The crowd at a Space Entrepreneurs in Kirkland, WA. Photo by Joe Follansbee / Space Entrepreneurs

The crowd at a Space Entrepreneurs MeetUp in Kirkland, WA. Photo by Joe Follansbee / Space Entrepreneurs

“The platinum apple that’s out at the end of this roadmap, and the perfection of the industry, is ultimately bringing the scarcest and most valuable things all the way back here to the surface of the planet,” he said.

In the meantime, new space companies have to create near-term value in the steps they take toward a long-term goal, he said.

Investment Opportunity

That’s particularly true for those companies attracting private investment—and the ranks of private space investors are growing.

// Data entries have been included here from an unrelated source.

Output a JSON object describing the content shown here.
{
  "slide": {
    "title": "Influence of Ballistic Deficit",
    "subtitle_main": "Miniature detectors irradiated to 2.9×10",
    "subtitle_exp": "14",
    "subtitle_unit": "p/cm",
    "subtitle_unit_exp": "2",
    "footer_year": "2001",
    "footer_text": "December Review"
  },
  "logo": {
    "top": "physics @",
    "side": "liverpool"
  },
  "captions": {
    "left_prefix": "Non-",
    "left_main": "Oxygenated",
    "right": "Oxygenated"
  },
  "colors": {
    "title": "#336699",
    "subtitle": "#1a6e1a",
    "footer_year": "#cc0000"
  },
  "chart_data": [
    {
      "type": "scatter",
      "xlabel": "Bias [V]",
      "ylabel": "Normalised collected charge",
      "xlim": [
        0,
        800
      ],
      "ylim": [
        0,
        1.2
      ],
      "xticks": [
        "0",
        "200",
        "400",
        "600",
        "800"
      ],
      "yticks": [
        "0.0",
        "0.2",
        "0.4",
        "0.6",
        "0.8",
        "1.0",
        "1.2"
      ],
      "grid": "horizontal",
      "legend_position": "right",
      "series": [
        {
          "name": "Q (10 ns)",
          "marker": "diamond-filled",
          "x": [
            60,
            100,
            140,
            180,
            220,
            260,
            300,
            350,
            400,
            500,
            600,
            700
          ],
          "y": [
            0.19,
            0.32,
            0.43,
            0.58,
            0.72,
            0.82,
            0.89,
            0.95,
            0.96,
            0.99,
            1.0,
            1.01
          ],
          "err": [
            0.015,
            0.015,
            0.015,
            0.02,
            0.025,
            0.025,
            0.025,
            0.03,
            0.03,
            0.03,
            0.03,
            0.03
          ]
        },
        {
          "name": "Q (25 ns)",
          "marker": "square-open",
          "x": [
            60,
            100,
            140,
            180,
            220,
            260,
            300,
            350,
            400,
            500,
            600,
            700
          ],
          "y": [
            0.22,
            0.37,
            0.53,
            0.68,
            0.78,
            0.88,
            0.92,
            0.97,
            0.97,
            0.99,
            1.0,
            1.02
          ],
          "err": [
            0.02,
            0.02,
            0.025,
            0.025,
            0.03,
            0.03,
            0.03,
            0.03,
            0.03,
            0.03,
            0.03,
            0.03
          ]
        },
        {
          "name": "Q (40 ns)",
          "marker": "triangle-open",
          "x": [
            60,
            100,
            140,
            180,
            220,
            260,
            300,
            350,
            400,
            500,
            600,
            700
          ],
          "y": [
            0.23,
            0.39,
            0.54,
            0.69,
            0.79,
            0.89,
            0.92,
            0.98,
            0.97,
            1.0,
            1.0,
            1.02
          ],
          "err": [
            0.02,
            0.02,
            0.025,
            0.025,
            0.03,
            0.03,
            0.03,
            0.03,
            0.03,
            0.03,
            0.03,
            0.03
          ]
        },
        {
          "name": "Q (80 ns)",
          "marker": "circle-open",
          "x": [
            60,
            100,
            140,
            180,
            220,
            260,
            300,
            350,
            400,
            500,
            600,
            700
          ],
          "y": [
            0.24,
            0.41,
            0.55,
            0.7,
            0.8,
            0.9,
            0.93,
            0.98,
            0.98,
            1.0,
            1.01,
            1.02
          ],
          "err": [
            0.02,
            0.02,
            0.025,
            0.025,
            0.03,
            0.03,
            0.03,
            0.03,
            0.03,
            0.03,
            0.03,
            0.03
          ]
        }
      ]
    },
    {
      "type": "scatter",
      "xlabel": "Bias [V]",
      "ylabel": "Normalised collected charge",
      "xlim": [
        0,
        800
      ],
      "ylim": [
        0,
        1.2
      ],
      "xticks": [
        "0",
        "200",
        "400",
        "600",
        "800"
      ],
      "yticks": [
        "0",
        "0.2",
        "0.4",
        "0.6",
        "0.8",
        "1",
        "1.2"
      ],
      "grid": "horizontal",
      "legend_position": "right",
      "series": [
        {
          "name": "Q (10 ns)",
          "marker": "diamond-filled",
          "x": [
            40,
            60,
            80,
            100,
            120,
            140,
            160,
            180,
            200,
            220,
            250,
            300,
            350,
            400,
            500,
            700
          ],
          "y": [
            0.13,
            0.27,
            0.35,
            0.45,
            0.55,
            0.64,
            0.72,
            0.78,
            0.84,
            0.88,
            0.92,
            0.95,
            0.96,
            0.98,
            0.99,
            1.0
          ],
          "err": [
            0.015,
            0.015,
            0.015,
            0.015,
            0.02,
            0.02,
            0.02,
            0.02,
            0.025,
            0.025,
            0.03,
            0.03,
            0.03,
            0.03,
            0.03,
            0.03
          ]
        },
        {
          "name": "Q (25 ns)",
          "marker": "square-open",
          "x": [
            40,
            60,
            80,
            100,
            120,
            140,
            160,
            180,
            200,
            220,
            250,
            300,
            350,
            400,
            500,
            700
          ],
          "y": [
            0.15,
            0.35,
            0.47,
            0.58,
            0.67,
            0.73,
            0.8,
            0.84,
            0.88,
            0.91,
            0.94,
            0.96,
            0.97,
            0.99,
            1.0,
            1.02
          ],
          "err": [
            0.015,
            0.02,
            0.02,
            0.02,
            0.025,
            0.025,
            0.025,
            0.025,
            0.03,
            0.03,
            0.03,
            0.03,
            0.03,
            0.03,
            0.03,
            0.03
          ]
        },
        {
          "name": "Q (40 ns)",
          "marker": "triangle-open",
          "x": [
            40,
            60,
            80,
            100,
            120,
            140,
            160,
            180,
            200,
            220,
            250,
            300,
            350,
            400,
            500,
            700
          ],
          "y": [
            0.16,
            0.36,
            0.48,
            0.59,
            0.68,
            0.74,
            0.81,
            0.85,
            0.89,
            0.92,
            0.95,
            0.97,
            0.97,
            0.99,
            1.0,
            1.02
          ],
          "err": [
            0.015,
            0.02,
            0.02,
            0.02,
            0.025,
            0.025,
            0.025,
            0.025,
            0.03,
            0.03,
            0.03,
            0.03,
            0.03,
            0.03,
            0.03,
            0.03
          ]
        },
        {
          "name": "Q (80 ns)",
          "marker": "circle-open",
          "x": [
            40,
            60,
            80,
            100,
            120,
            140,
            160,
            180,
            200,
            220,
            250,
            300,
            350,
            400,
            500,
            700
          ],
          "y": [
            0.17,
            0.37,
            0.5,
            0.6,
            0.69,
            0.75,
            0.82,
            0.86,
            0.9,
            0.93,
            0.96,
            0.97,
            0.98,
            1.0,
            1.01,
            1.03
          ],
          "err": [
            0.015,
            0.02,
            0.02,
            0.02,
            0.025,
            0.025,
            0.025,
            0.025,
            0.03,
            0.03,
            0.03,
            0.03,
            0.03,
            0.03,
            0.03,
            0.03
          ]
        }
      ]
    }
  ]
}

“The best space-related companies are ones that are using the unique vantage point of space or the unique environment of space to provide a service that is needed now, and people are willing to pay for now,” said Joe Landon, chairman of the Space Angels Network, an angel investing group.

Joe Landon

Joe Landon

Examples include satellite imaging for a range of terrestrial applications from business intelligence to economic forecasting to mapmaking—the reason Google paid $500 million for Skybox Imaging. Locally, Spaceflight Inc. launched BlackSky Global earlier this year to provide rapidly refreshed satellite images to government and commercial customers.

Earlier this fall, about 20 members of the Space Angels Network visited companies in the Seattle area on the 9-year-old group’s second “Members Expedition.” The first expedition was to Southern California, Landon said. Seattle was the obvious next choice.

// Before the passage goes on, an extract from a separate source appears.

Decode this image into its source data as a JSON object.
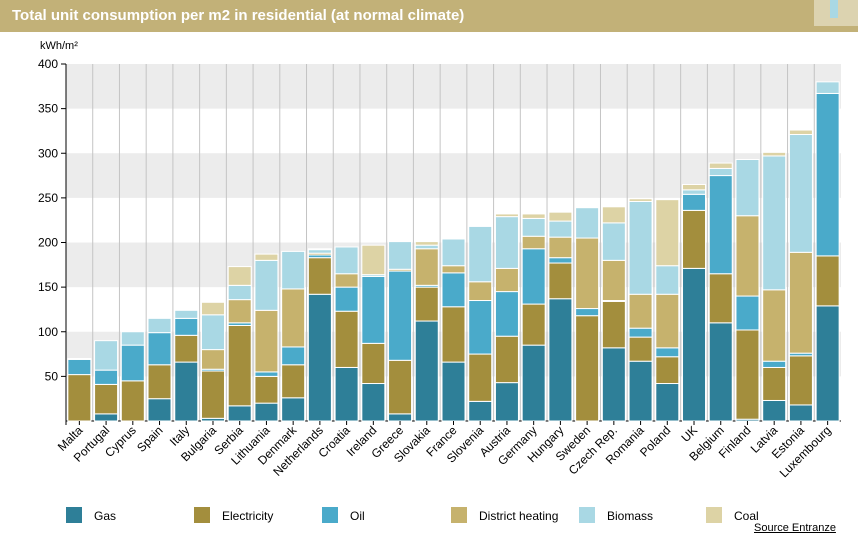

“Seattle reflects the industry at this point where you’ve got so many companies here, many of them newer companies that are looking for angel investment,” he said.

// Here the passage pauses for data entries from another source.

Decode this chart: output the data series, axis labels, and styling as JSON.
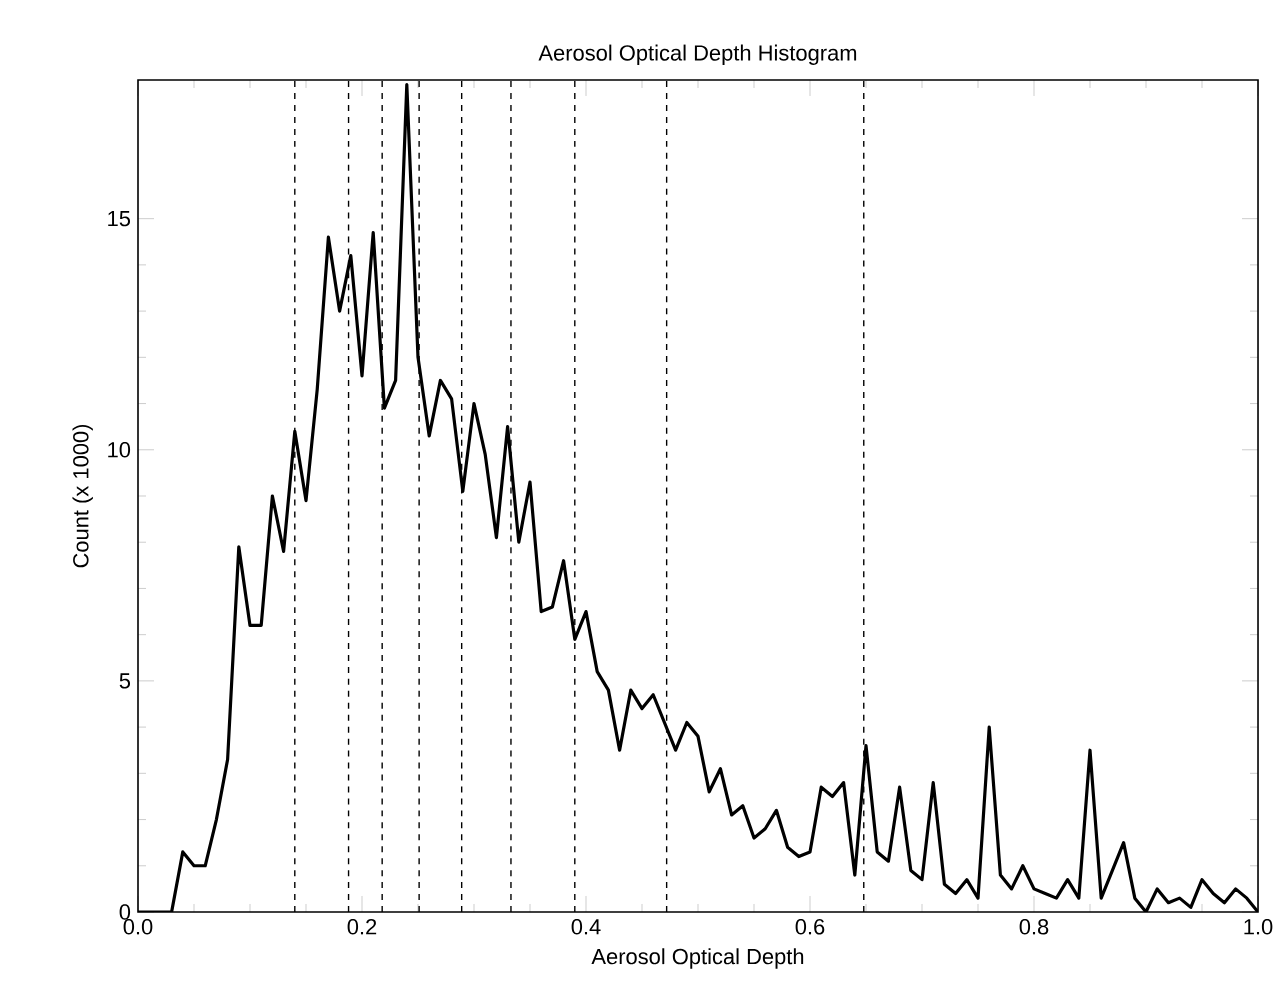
{
  "chart_data": {
    "type": "line",
    "title": "Aerosol Optical Depth Histogram",
    "xlabel": "Aerosol Optical Depth",
    "ylabel": "Count (x 1000)",
    "x": [
      0,
      0.01,
      0.02,
      0.03,
      0.04,
      0.05,
      0.06,
      0.07,
      0.08,
      0.09,
      0.1,
      0.11,
      0.12,
      0.13,
      0.14,
      0.15,
      0.16,
      0.17,
      0.18,
      0.19,
      0.2,
      0.21,
      0.22,
      0.23,
      0.24,
      0.25,
      0.26,
      0.27,
      0.28,
      0.29,
      0.3,
      0.31,
      0.32,
      0.33,
      0.34,
      0.35,
      0.36,
      0.37,
      0.38,
      0.39,
      0.4,
      0.41,
      0.42,
      0.43,
      0.44,
      0.45,
      0.46,
      0.47,
      0.48,
      0.49,
      0.5,
      0.51,
      0.52,
      0.53,
      0.54,
      0.55,
      0.56,
      0.57,
      0.58,
      0.59,
      0.6,
      0.61,
      0.62,
      0.63,
      0.64,
      0.65,
      0.66,
      0.67,
      0.68,
      0.69,
      0.7,
      0.71,
      0.72,
      0.73,
      0.74,
      0.75,
      0.76,
      0.77,
      0.78,
      0.79,
      0.8,
      0.81,
      0.82,
      0.83,
      0.84,
      0.85,
      0.86,
      0.87,
      0.88,
      0.89,
      0.9,
      0.91,
      0.92,
      0.93,
      0.94,
      0.95,
      0.96,
      0.97,
      0.98,
      0.99,
      1.0
    ],
    "series": [
      {
        "color": "#000000",
        "values": [
          0,
          0,
          0,
          0,
          1.3,
          1.0,
          1.0,
          2.0,
          3.3,
          7.9,
          6.2,
          6.2,
          9.0,
          7.8,
          10.4,
          8.9,
          11.3,
          14.6,
          13.0,
          14.2,
          11.6,
          14.7,
          10.9,
          11.5,
          17.9,
          12.0,
          10.3,
          11.5,
          11.1,
          9.1,
          11.0,
          9.9,
          8.1,
          10.5,
          8.0,
          9.3,
          6.5,
          6.6,
          7.6,
          5.9,
          6.5,
          5.2,
          4.8,
          3.5,
          4.8,
          4.4,
          4.7,
          4.1,
          3.5,
          4.1,
          3.8,
          2.6,
          3.1,
          2.1,
          2.3,
          1.6,
          1.8,
          2.2,
          1.4,
          1.2,
          1.3,
          2.7,
          2.5,
          2.8,
          0.8,
          3.6,
          1.3,
          1.1,
          2.7,
          0.9,
          0.7,
          2.8,
          0.6,
          0.4,
          0.7,
          0.3,
          4.0,
          0.8,
          0.5,
          1.0,
          0.5,
          0.4,
          0.3,
          0.7,
          0.3,
          3.5,
          0.3,
          0.9,
          1.5,
          0.3,
          0,
          0.5,
          0.2,
          0.3,
          0.1,
          0.7,
          0.4,
          0.2,
          0.5,
          0.3,
          0
        ]
      }
    ],
    "xlim": [
      0,
      1
    ],
    "ylim": [
      0,
      18
    ],
    "xticks": [
      {
        "value": 0,
        "label": "0.0"
      },
      {
        "value": 0.2,
        "label": "0.2"
      },
      {
        "value": 0.4,
        "label": "0.4"
      },
      {
        "value": 0.6,
        "label": "0.6"
      },
      {
        "value": 0.8,
        "label": "0.8"
      },
      {
        "value": 1,
        "label": "1.0"
      }
    ],
    "yticks": [
      0,
      5,
      10,
      15
    ],
    "ref_lines": [
      {
        "axis": "x",
        "value": 0.14,
        "color": "#000000",
        "line_style": "dashed"
      },
      {
        "axis": "x",
        "value": 0.188,
        "color": "#000000",
        "line_style": "dashed"
      },
      {
        "axis": "x",
        "value": 0.218,
        "color": "#000000",
        "line_style": "dashed"
      },
      {
        "axis": "x",
        "value": 0.251,
        "color": "#000000",
        "line_style": "dashed"
      },
      {
        "axis": "x",
        "value": 0.289,
        "color": "#000000",
        "line_style": "dashed"
      },
      {
        "axis": "x",
        "value": 0.333,
        "color": "#000000",
        "line_style": "dashed"
      },
      {
        "axis": "x",
        "value": 0.39,
        "color": "#000000",
        "line_style": "dashed"
      },
      {
        "axis": "x",
        "value": 0.472,
        "color": "#000000",
        "line_style": "dashed"
      },
      {
        "axis": "x",
        "value": 0.648,
        "color": "#000000",
        "line_style": "dashed"
      }
    ]
  }
}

The network has about 70 members worldwide, mainly in the U.S. Half of the investors are people with space or aerospace experience, either as a founder of a company or investor, Landon said. “The other half, which is quickly overtaking that first group, is people who are successful investors and entrepreneurs—largely in other industries, primarily tech—who are really interested in space and want to be an investor,” he said.

The increased interest from investors is a reflection of both growing media and public interest in space, and “a real feeling in the industry that there’s opportunity to make money here as an investor,” Landon said. “SpaceX is a great example. The company went from nothing in 2002 to something like a $12 billion valuation right now. And the pace is quickening.”

San Francisco-based Planet Labs, founded in 2010, raised $118 million earlier this year at a valuation of $1.13 billion.

Of course, those are private valuations, perhaps a bit inflated by the aforementioned hype. Still, it’s great to see investors putting money behind something so big and transcendent, instead of just the next iOS app.